Women who take attention-deficit/hyperactivity disorder (ADHD) drugs during pregnancy may be more likely to give birth to a child with central nervous system problems and other disorders, according to the findings of new research. 

In a study published in the medical journal Pediatrics on December 6, researchers from Sweden found a link between the pregnancy use of ADHD drugs and neonatal complications. The most common problems involved central nervous system disorders, like seizures.

Researchers looked at nearly 1 million single births in Sweden from 2006 through 2014, examining data on prescription drug use, deliveries, and the health of newborn infants from the Swedish Medical Birth Register, the Prescribed Drug Register, and the Swedish Neonatal Quality Register.

According to the findings, 0.2% of newborns were exposed to ADHD medications during pregnancy, and 1% had mothers who were treated before or after pregnancy.

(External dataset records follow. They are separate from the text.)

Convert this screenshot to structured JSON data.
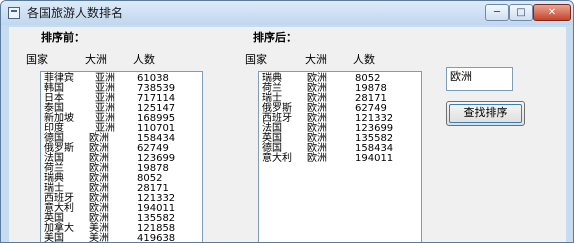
{
  "window": {
    "title": "各国旅游人数排名",
    "min_glyph": "─",
    "max_glyph": "□",
    "close_glyph": "✕"
  },
  "before": {
    "heading": "排序前：",
    "col_country": "国家",
    "col_continent": "大洲",
    "col_count": "人数",
    "rows": [
      [
        "菲律宾",
        "亚洲",
        "61038"
      ],
      [
        "韩国",
        "亚洲",
        "738539"
      ],
      [
        "日本",
        "亚洲",
        "717114"
      ],
      [
        "泰国",
        "亚洲",
        "125147"
      ],
      [
        "新加坡",
        "亚洲",
        "168995"
      ],
      [
        "印度",
        "亚洲",
        "110701"
      ],
      [
        "德国",
        "欧洲",
        "158434"
      ],
      [
        "俄罗斯",
        "欧洲",
        "62749"
      ],
      [
        "法国",
        "欧洲",
        "123699"
      ],
      [
        "荷兰",
        "欧洲",
        "19878"
      ],
      [
        "瑞典",
        "欧洲",
        "8052"
      ],
      [
        "瑞士",
        "欧洲",
        "28171"
      ],
      [
        "西班牙",
        "欧洲",
        "121332"
      ],
      [
        "意大利",
        "欧洲",
        "194011"
      ],
      [
        "英国",
        "欧洲",
        "135582"
      ],
      [
        "加拿大",
        "美洲",
        "121858"
      ],
      [
        "美国",
        "美洲",
        "419638"
      ]
    ]
  },
  "after": {
    "heading": "排序后：",
    "col_country": "国家",
    "col_continent": "大洲",
    "col_count": "人数",
    "rows": [
      [
        "瑞典",
        "欧洲",
        "8052"
      ],
      [
        "荷兰",
        "欧洲",
        "19878"
      ],
      [
        "瑞士",
        "欧洲",
        "28171"
      ],
      [
        "俄罗斯",
        "欧洲",
        "62749"
      ],
      [
        "西班牙",
        "欧洲",
        "121332"
      ],
      [
        "法国",
        "欧洲",
        "123699"
      ],
      [
        "英国",
        "欧洲",
        "135582"
      ],
      [
        "德国",
        "欧洲",
        "158434"
      ],
      [
        "意大利",
        "欧洲",
        "194011"
      ]
    ]
  },
  "search": {
    "value": "欧洲",
    "button_label": "查找排序"
  }
}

The findings indicate that those who were exposed to ADHD drugs during pregnancy had a 50% increased risk of admission to a neonatal intensive care unit (NICU), when compared to other newborns.

The findings also suggest that there was a nearly doubled risk of central nervous system-related disorders, and a were 30% more likely to be born preterm.

The study found no link between pregnancy use of ADHD drugs and congenital malformations or death.

“Treatment with ADHD medication during pregnancy was associated with a higher risk for neonatal morbidity, especially central nervous system-related disorders such as seizures,” the researchers concluded. “Because of large differences in background characteristics between treated women and controls, it is uncertain to what extent this can be explained by the ADHD medication per se.”

ADHD Drug Overuse Concerns

The study comes amid increasing concerns over the perceived overprescribing of ADHD drugs.

About 15% of all high school-age children in the United States have been diagnosed with ADHD, but some experts say that number should be closer to 5%.

One early advocate of stimulate treatment for children with ADHD, Dr. Keith Conners of Duke University, said that the rate of children now being diagnosed with ADHD and placed on drug treatments is “preposterous” and called ADHD an epidemic manufactured by drug companies.

Conners and others say that the inflated diagnoses and prescriptions are the result of a 20 year effort by the pharmaceutical industry to cash in on concerned parents hoping that poor grades and typical childhood behavior can be cured with drugs.

While some manufacturers paid off doctors to speak on their drugs behalf, others have gone as far as releasing comic books encouraging children to take medication to address ADHD. At some point since 2000, Conners noted that the FDA has cited every major ADHD drug manufacturer for false and misleading advertising about their ADHD drugs.

Those efforts led to $9 billion in sales for the ADHD drug industry in 2012, and 3.5 million children using ADHD medications.